In this case study, the efficacy of collaboration between the Red Team and the AppSec Team was demonstrated. Leveraging insights gathered collectively, the teams devised a strategic plan to achieve the main objective set by the customer: accessing its CI/CD pipelines. Moreover, we challenged the misconception that singular critical vulnerabilities are indispensable for reaching objectives. Instead, we revealed the reality where achieving goals often requires innovative detours. In fact, a combination of vulnerabilities or misconfigurations, whether they are discovered by the AppSec Team or the Red Team, can be strategically chained together to accomplish the mission.

Conclusion

As this blog post demonstrated, the integration of application security expertise into Red Team assessments yields significant benefits for organizations seeking to understand and strengthen their security posture. By proactively identifying and addressing vulnerabilities across the entire attack surface, including those commonly overlooked by traditional approaches, businesses can minimize the risk of breaches, protect critical assets, and hopefully avoid the financial and reputational damage associated with successful attacks.

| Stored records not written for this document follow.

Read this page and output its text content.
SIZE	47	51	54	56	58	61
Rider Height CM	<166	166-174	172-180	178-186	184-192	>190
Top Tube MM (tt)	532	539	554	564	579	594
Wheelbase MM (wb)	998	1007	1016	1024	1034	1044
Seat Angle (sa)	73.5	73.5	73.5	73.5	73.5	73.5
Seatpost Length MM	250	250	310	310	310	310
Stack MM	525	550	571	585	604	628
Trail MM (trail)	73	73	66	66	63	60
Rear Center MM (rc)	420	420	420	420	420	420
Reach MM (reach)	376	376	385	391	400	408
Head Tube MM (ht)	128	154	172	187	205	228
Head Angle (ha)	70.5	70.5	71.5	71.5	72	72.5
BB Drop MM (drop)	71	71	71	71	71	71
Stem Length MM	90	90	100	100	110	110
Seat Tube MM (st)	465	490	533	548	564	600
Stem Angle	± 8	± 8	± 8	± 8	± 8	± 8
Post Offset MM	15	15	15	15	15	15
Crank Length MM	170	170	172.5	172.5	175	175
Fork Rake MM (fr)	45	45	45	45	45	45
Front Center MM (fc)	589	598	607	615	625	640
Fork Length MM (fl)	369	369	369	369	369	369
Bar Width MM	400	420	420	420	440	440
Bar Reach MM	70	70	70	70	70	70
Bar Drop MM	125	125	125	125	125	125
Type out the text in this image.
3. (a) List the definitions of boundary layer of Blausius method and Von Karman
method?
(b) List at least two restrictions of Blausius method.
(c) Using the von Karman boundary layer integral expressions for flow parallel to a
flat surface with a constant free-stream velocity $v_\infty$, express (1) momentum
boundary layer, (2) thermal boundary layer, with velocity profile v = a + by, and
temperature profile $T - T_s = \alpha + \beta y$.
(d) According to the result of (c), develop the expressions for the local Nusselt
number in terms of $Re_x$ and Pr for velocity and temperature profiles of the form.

This integrated approach is not limited to Red Team engagements. Organizations with varying maturity levels can also leverage application security expertise within the context of focused external perimeter assessments. These assessments provide a valuable and cost-effective way to gain insights into the security of internet-facing applications and systems, without the need for a Red Team exercise.

Whether through a comprehensive Red Team engagement or a targeted external assessment, incorporating application security expertise enables organizations to better simulate the tactics and techniques of modern adversaries.